🤖 AI Summary
Quantum feature maps often suffer from flat training landscapes and prohibitively long training times. Method: This paper proposes a training-free evolutionary quantum architecture search (QAS) framework that integrates circuit-level heuristics with hardware-aware modeling. Leveraging proxy metrics—including trainability, noise robustness, and expressive power—it enables efficient multi-objective ranking and structural pruning without gradient-based optimization or repeated circuit evaluation. Contribution/Results: Evaluated on simulators and real quantum hardware using quantum support vector machines, the method achieves classification accuracy competitive with state-of-the-art trained approaches while accelerating search by up to 2×. It also markedly improves sampling efficiency and hardware compatibility. The core innovation lies in the first deep integration of training-free proxy evaluation with evolutionary search, establishing a scalable, hardware-friendly paradigm for automated quantum feature map design in quantum machine learning.
📝 Abstract
The quest for effective quantum feature maps for data encoding presents significant challenges, particularly due to the flat training landscapes and lengthy training processes associated with parameterised quantum circuits.
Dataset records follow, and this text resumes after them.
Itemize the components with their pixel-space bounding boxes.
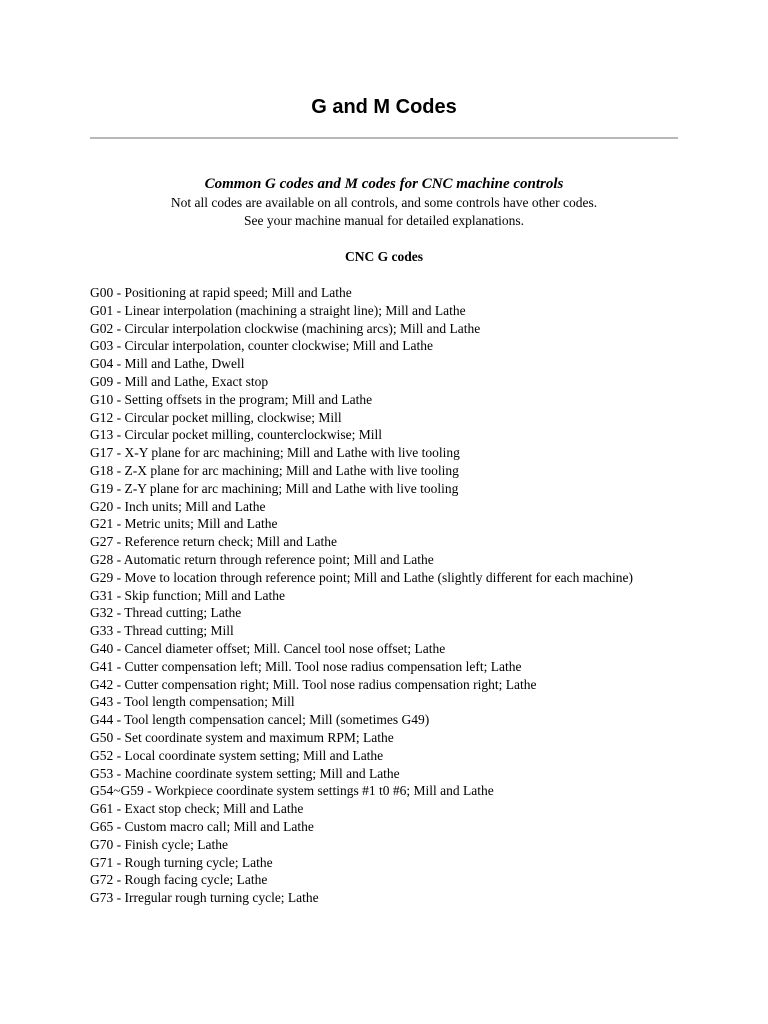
code-list-item: G40 - Cancel diameter offset; Mill. Cancel tool nose offset; Lathe xyxy=(90,640,446,656)
code-list-item: G52 - Local coordinate system setting; Mill and Lathe xyxy=(90,747,384,763)
code-list-item: G10 - Setting offsets in the program; Mill and Lathe xyxy=(90,391,373,407)
code-list-item: G65 - Custom macro call; Mill and Lathe xyxy=(90,818,314,834)
code-list-item: G18 - Z-X plane for arc machining; Mill and Lathe with live tooling xyxy=(90,462,459,478)
code-list-item: G02 - Circular interpolation clockwise (machining arcs); Mill and Lathe xyxy=(90,320,481,336)
manual-note: See your machine manual for detailed explanations. xyxy=(243,213,525,228)
code-list-item: G09 - Mill and Lathe, Exact stop xyxy=(90,373,269,389)
code-list-item: G72 - Rough facing cycle; Lathe xyxy=(90,872,268,888)
code-list-item: G27 - Reference return check; Mill and Lathe xyxy=(90,534,338,550)
availability-note: Not all codes are available on all controls, and some controls have other codes. xyxy=(170,195,598,210)
code-list-item: G44 - Tool length compensation cancel; Mill (sometimes G49) xyxy=(90,712,430,728)
code-list-item: G43 - Tool length compensation; Mill xyxy=(90,694,295,710)
code-list-item: G71 - Rough turning cycle; Lathe xyxy=(90,854,273,870)
code-list-item: G17 - X-Y plane for arc machining; Mill and Lathe with live tooling xyxy=(90,445,460,461)
code-list-item: G01 - Linear interpolation (machining a straight line); Mill and Lathe xyxy=(90,302,466,318)
code-list-item: G73 - Irregular rough turning cycle; Lathe xyxy=(90,890,319,906)
code-list-item: G19 - Z-Y plane for arc machining; Mill and Lathe with live tooling xyxy=(90,480,459,496)
code-list-item: G00 - Positioning at rapid speed; Mill and Lathe xyxy=(90,285,352,300)
code-list-item: G13 - Circular pocket milling, counterclockwise; Mill xyxy=(90,427,383,443)
code-list-item: G04 - Mill and Lathe, Dwell xyxy=(90,356,245,372)
code-list-item: G12 - Circular pocket milling, clockwise; Mill xyxy=(90,409,342,425)
code-list-item: G50 - Set coordinate system and maximum RPM; Lathe xyxy=(90,729,394,745)
g-code-list xyxy=(90,284,680,907)
document-subtitle: Common G codes and M codes for CNC machine controls xyxy=(204,176,564,192)
code-list-item: G32 - Thread cutting; Lathe xyxy=(90,605,242,621)
page-title: G and M Codes xyxy=(311,96,457,118)
code-list-item: G53 - Machine coordinate system setting; Mill and Lathe xyxy=(90,765,400,781)
title-divider xyxy=(90,137,678,139)
code-list-item: G03 - Circular interpolation, counter clockwise; Mill and Lathe xyxy=(90,338,434,354)
section-heading-g-codes: CNC G codes xyxy=(345,249,423,264)
code-list-item: G31 - Skip function; Mill and Lathe xyxy=(90,587,285,603)
code-list-item: G54~G59 - Workpiece coordinate system settings #1 t0 #6; Mill and Lathe xyxy=(90,783,494,799)
code-list-item: G41 - Cutter compensation left; Mill. Tool nose radius compensation left; Lathe xyxy=(90,658,522,674)
code-list-item: G21 - Metric units; Mill and Lathe xyxy=(90,516,278,532)
code-list-item: G20 - Inch units; Mill and Lathe xyxy=(90,498,266,514)
code-list-item: G28 - Automatic return through reference point; Mill and Lathe xyxy=(90,551,434,567)
code-list-item: G70 - Finish cycle; Lathe xyxy=(90,836,228,852)
code-list-item: G61 - Exact stop check; Mill and Lathe xyxy=(90,801,304,817)
code-list-item: G42 - Cutter compensation right; Mill. Tool nose radius compensation right; Lathe xyxy=(90,676,537,692)
code-list-item: G29 - Move to location through reference point; Mill and Lathe (slightly different for each machine) xyxy=(90,569,633,585)
code-list-item: G33 - Thread cutting; Mill xyxy=(90,623,234,639)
To address these issues, we propose an evolutionary training-free quantum architecture search (QAS) framework that employs circuit-based heuristics focused on trainability, hardware robustness, generalisation ability, expressivity, complexity, and kernel-target alignment. By ranking circuit architectures with various proxies, we reduce evaluation costs and incorporate hardware-aware circuits to enhance robustness against noise. We evaluate our approach on classification tasks (using quantum support vector machine) across diverse datasets using both artificial and quantum-generated datasets. Our approach demonstrates competitive accuracy on both simulators and real quantum hardware, surpassing state-of-the-art QAS methods in terms of sampling efficiency and achieving up to a 2x speedup in architecture search runtime.